Karen Grimley, PhD, RN, BSN
Chief Nursing Executive for UCLA Health (Los Angeles)

"Create an environment that empowers people to act. That involves multiple levels of administrative commitment. For starters, you build teamwork and camaraderie among the groups with whom you work so that they take care of one another. Equally important, you show leadership presence from the top down, even on days when nothing is wrong. That means being physically present, rounding on the floors, showing interest, asking questions, being available. At UCLA Health, our CiCARE rounds are an excellent example of an institutional commitment to urge people to communicate about issues that affect them. It creates an environment of trust so that someone who may have been bullied feels comfortable stepping forward. It also encourages other people to step forward on their behalf.

"Further, the culture itself should be one of accountability in which leaders have an opportunity and an obligation to help. That includes having zero tolerance for bullying. That's not as easy as it sounds, of course, because it means being aware of the nuances of bullying, the nuances of a threatening environment. But when you're aware of the nuances, you can't simply dismiss bullying incidents or brush them aside. To learn these nuances, you have to learn the subcultures within your institution so that you become aware of the potential issues.

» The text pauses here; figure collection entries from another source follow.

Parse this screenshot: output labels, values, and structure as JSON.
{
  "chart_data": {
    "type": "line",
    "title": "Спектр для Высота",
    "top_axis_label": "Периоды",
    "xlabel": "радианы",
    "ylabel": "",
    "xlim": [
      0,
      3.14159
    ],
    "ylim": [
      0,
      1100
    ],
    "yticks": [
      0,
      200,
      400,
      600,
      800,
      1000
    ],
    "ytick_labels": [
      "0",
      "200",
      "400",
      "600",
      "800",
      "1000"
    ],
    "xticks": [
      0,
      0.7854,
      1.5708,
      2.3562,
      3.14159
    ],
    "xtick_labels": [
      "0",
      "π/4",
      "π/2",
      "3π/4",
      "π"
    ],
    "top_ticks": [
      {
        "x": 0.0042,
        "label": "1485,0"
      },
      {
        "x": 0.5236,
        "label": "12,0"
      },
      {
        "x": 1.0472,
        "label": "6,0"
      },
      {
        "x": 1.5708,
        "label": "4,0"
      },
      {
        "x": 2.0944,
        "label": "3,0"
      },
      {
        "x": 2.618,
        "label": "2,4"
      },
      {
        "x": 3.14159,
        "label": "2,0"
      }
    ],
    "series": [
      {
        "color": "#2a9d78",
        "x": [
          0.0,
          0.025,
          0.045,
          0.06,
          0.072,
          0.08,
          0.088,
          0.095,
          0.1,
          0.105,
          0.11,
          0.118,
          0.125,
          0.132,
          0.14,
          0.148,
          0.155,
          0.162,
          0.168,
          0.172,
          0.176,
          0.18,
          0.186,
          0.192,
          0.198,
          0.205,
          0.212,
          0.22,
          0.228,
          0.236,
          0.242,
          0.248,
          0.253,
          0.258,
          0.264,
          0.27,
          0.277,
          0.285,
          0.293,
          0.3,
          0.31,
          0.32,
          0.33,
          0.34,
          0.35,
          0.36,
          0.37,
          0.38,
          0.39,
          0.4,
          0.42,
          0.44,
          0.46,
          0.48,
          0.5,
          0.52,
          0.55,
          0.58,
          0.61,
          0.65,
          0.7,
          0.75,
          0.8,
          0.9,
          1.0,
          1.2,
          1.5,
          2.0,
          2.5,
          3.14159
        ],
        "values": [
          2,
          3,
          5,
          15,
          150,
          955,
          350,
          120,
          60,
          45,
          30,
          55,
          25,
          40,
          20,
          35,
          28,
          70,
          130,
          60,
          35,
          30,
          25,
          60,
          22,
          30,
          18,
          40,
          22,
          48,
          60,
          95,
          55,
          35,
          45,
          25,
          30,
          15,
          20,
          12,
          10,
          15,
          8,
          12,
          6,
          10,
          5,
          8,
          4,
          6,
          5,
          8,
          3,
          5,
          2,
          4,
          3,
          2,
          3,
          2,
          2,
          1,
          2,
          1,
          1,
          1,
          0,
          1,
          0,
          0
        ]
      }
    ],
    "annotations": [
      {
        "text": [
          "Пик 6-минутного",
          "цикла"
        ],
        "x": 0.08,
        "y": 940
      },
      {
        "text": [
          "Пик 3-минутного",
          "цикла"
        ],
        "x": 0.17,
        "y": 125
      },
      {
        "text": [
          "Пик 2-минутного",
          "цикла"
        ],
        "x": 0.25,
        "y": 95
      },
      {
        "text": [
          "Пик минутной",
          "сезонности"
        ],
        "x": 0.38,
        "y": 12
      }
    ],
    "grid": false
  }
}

"Finally, it's about rewarding good behavior. As an administrator, you can't simply notice people for doing negative things, although of course you absolutely must do that. But you also need to support positive behavior. If you focus your attention and expectations on positive behavior, the negative behavior doesn't simply become less noticeable, it actually diminishes.  

"One quote sums it up for me: 'Be a better bystander.' As an administrator, that's what I try to do — and that's what I urge others to do."

Kathy Howell, RN
Chief Nursing Executive for UCHealth and CNO of University of Colorado Hospital (Aurora)

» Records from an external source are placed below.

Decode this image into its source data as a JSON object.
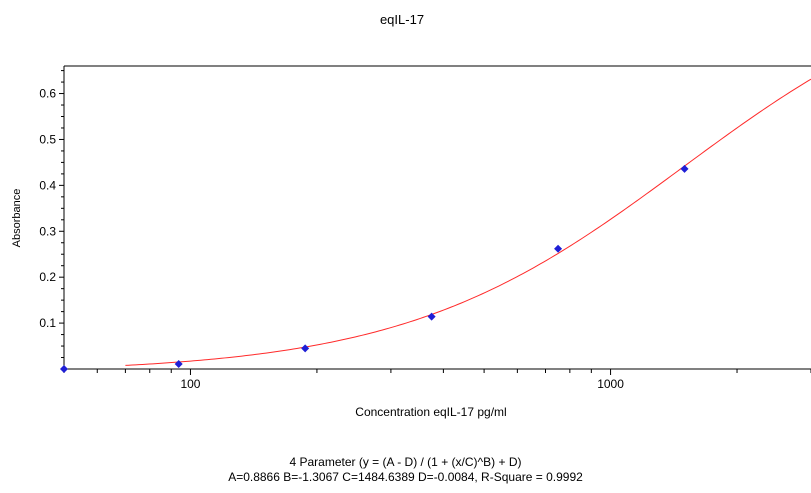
{
  "chart_data": {
    "type": "scatter",
    "title": "eqIL-17",
    "xlabel": "Concentration eqIL-17 pg/ml",
    "ylabel": "Absorbance",
    "x_scale": "log",
    "xlim": [
      50,
      3000
    ],
    "ylim": [
      0,
      0.66
    ],
    "x_tick_labels": [
      "100",
      "1000"
    ],
    "y_tick_labels": [
      "0.1",
      "0.2",
      "0.3",
      "0.4",
      "0.5",
      "0.6"
    ],
    "points_color": "#1f1fd6",
    "curve_color": "#ff2a2a",
    "series": [
      {
        "x": [
          50,
          93.75,
          187.5,
          375,
          750,
          1500
        ],
        "y": [
          0.0,
          0.011,
          0.045,
          0.114,
          0.262,
          0.436
        ]
      }
    ],
    "fit": {
      "model": "4 Parameter",
      "A": 0.8866,
      "B": -1.3067,
      "C": 1484.6389,
      "D": -0.0084,
      "x_start": 70
    }
  },
  "footer": {
    "line1": "4 Parameter (y = (A - D) / (1 + (x/C)^B) + D)",
    "line2": "A=0.8866  B=-1.3067  C=1484.6389  D=-0.0084, R-Square = 0.9992"
  }
}
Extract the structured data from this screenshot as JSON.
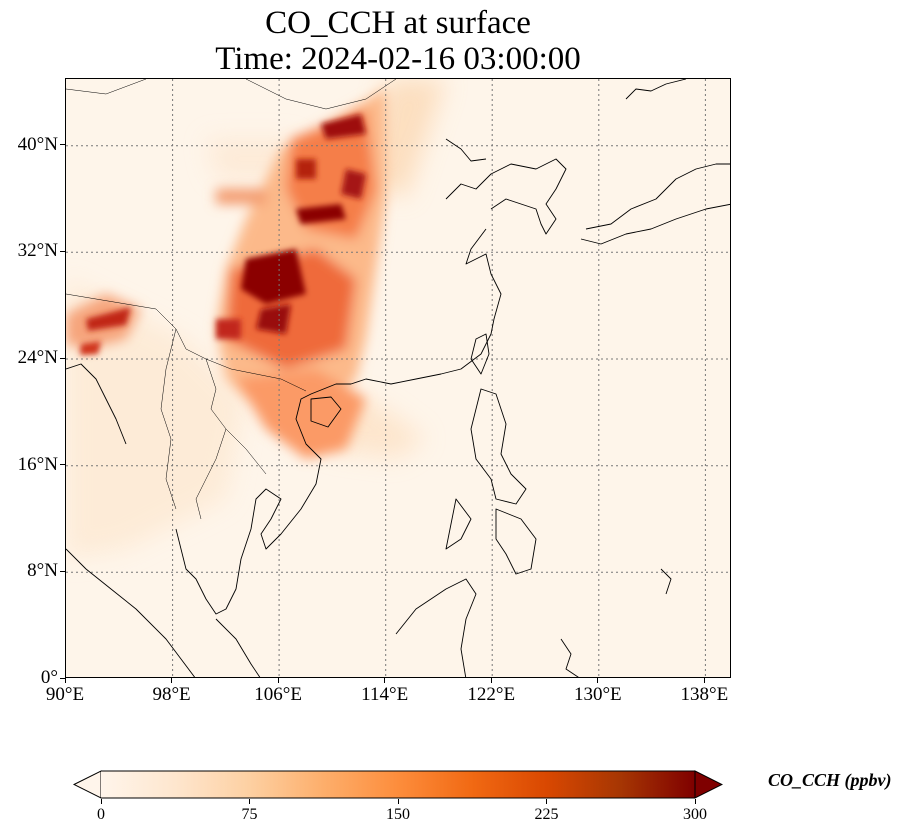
{
  "title": {
    "line1": "CO_CCH at surface",
    "line2": "Time: 2024-02-16 03:00:00"
  },
  "map": {
    "lon_range": [
      90,
      140
    ],
    "lat_range": [
      0,
      45
    ],
    "lat_ticks": [
      {
        "value": 40,
        "label": "40°N"
      },
      {
        "value": 32,
        "label": "32°N"
      },
      {
        "value": 24,
        "label": "24°N"
      },
      {
        "value": 16,
        "label": "16°N"
      },
      {
        "value": 8,
        "label": "8°N"
      },
      {
        "value": 0,
        "label": "0°"
      }
    ],
    "lon_ticks": [
      {
        "value": 90,
        "label": "90°E"
      },
      {
        "value": 98,
        "label": "98°E"
      },
      {
        "value": 106,
        "label": "106°E"
      },
      {
        "value": 114,
        "label": "114°E"
      },
      {
        "value": 122,
        "label": "122°E"
      },
      {
        "value": 130,
        "label": "130°E"
      },
      {
        "value": 138,
        "label": "138°E"
      }
    ],
    "gridlines": true
  },
  "colorbar": {
    "label": "CO_CCH (ppbv)",
    "range": [
      0,
      300
    ],
    "ticks": [
      "0",
      "75",
      "150",
      "225",
      "300"
    ],
    "colors": [
      "#fff5eb",
      "#fee6ce",
      "#fdd0a2",
      "#fdae6b",
      "#fd8d3c",
      "#f16913",
      "#d94801",
      "#a63603",
      "#7f0000"
    ],
    "extend": "both"
  }
}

"The most impactful way to address nurse bullying is to role model and educate all team members on what bullying is and what is not bullying. I believe it is important to not utilize terms such as civility, respect, etc., but to call it out overtly as bullying. It is just as important to educate teams on what is not bullying, such as constructive feedback and progressive performance planning. Bullying is often not overtly seen but is practiced through exclusion, not informing of important notices or changes, and not being included in social settings within the department. Leaders play a key role in reinforcing a culture that does not tolerate bullying."

Melissa Kline, DNP, RN
Vice President of Patient Care Services and CNO of MetroHealth (Cleveland)

"MetroHealth has an inclusive culture, and bullying of any form is not tolerated. Two of our core values as an organization are respect and inclusion and diversity. We empower our staff to report and step in to stop any unacceptable behavior, and we have policies in place that support a nonbullying environment."  

Cathy Townsend, RN, MSN-L
CNO of Banner – University Medical Center Tucson and South campuses (Tucson, Ariz.)

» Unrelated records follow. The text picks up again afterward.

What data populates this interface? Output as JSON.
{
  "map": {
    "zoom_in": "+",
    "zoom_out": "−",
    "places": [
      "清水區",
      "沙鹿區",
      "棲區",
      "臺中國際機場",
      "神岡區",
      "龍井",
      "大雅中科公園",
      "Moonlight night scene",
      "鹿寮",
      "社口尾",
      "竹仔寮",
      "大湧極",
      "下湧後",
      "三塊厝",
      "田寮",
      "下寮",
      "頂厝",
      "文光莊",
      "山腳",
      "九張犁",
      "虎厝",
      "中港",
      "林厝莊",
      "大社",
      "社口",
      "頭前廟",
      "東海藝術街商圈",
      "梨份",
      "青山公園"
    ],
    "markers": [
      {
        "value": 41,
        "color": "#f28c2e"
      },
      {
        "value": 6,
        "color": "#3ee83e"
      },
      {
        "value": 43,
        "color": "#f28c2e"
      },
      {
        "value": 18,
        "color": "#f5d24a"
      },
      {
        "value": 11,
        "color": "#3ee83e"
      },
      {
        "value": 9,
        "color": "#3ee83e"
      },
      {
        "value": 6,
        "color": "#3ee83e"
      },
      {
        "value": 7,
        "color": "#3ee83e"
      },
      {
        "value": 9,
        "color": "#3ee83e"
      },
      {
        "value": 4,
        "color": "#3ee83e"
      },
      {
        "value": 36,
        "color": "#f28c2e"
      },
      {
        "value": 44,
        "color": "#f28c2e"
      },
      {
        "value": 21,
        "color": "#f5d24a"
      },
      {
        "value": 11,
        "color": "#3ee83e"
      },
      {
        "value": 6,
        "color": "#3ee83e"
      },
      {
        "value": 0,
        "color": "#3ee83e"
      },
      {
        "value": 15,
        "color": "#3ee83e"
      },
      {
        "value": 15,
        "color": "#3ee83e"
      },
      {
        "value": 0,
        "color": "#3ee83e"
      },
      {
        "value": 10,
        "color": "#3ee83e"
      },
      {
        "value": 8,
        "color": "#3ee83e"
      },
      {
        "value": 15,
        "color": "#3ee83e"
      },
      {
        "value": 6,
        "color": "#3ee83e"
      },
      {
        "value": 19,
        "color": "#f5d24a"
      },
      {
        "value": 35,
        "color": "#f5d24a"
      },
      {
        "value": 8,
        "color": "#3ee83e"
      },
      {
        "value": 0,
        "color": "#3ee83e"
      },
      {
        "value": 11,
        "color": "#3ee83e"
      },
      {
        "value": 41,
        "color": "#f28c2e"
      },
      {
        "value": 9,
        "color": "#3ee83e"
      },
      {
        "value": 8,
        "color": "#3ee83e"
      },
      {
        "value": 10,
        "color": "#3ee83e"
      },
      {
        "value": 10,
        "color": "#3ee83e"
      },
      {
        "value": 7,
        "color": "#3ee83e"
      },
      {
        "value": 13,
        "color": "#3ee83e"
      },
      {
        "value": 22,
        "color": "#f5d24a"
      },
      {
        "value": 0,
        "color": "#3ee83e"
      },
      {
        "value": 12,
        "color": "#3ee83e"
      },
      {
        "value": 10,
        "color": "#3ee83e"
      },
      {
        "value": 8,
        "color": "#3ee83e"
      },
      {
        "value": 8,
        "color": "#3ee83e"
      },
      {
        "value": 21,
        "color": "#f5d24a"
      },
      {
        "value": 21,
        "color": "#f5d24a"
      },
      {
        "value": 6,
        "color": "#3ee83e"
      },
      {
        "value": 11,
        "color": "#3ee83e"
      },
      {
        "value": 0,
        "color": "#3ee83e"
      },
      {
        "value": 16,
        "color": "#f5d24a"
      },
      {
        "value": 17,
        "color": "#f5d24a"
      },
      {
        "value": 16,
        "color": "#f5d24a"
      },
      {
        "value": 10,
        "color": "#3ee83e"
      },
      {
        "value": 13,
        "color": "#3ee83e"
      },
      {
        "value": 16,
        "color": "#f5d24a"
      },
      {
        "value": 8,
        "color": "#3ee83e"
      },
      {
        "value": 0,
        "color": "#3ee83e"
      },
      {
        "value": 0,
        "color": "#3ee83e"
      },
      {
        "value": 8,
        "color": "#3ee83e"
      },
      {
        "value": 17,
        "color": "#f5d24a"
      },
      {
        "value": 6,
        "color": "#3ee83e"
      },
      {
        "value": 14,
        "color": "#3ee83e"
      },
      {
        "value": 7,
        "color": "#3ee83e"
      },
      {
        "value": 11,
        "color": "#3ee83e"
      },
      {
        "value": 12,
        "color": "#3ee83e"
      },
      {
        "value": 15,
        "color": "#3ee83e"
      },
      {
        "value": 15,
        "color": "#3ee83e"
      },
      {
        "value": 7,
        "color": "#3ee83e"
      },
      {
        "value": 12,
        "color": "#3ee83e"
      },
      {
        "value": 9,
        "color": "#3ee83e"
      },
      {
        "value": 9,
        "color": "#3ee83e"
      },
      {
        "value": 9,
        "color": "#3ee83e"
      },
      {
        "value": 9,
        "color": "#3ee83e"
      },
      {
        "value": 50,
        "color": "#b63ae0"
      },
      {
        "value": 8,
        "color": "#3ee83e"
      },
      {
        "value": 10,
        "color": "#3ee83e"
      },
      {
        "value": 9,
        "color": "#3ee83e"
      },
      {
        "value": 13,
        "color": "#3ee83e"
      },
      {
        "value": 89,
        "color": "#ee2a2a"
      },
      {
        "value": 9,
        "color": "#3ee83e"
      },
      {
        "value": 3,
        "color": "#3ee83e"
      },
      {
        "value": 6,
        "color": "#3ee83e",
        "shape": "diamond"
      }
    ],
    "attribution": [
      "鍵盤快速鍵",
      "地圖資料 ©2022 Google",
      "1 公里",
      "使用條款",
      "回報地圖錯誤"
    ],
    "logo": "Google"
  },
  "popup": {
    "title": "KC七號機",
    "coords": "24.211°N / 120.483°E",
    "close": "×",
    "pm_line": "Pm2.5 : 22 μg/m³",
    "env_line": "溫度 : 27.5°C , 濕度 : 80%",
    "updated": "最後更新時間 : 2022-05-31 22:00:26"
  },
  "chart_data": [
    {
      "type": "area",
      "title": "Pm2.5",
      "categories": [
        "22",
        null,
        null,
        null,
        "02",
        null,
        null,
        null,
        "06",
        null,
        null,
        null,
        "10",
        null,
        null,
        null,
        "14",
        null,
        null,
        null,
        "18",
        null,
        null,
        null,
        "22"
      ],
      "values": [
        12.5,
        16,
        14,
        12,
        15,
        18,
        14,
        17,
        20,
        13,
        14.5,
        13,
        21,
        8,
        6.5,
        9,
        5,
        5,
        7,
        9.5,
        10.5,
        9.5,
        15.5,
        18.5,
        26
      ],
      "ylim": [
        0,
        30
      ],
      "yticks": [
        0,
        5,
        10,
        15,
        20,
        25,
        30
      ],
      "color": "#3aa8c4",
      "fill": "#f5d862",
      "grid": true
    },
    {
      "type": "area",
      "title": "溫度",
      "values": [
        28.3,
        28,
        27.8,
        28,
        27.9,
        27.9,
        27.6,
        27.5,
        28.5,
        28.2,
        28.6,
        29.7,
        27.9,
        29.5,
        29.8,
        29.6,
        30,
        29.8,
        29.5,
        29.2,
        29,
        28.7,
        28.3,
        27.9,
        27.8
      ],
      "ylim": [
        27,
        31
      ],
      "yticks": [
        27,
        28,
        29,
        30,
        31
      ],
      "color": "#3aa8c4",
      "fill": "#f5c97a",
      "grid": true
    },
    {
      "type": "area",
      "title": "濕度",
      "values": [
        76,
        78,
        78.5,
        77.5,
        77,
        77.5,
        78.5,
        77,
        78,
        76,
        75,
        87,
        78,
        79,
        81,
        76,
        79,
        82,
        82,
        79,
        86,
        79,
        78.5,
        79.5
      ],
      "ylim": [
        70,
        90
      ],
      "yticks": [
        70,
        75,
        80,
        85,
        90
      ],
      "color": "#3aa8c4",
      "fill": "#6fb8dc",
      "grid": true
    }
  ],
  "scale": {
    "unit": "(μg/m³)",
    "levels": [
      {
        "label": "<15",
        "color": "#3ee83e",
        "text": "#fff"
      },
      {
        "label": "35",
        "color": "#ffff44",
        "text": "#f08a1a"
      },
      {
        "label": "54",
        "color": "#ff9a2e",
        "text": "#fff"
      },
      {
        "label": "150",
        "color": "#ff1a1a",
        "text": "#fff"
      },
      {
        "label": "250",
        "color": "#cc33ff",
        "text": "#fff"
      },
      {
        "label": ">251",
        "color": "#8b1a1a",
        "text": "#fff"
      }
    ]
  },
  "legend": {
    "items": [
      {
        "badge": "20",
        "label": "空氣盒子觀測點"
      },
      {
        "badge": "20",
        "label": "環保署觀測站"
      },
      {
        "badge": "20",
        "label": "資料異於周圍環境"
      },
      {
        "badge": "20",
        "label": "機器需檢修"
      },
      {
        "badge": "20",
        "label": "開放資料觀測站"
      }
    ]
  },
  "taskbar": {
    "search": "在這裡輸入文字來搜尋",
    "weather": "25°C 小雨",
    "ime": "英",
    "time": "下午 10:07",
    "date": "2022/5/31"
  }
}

"Banner Health has several core behaviors that we deeply believe in that encompass how nurses and all employees treat each other. We seek to maintain a team focus and role model servant leadership.

"Nursing professionals have an opportunity while they are students to work on our hospital units and integrate with the staff. This Banner Health nurse residency program helps the students and professionals get to know each other and understand each other’s needs prior to and during employment. We have found that this program decreases the incidents of unprofessional behavior and promotes a safe and compassionate environment for nurses.

"In addition, leaders in Banner Health understand that a welcoming environment translates into safer patient care. Leaders hold themselves and their teams accountable for creating a positive and professional orientation for nurses.

"Healthcare work environments are complex and the combination of education, orientation, compassion and accountability goes a long way to decreasing the incidents of bullying for nurses."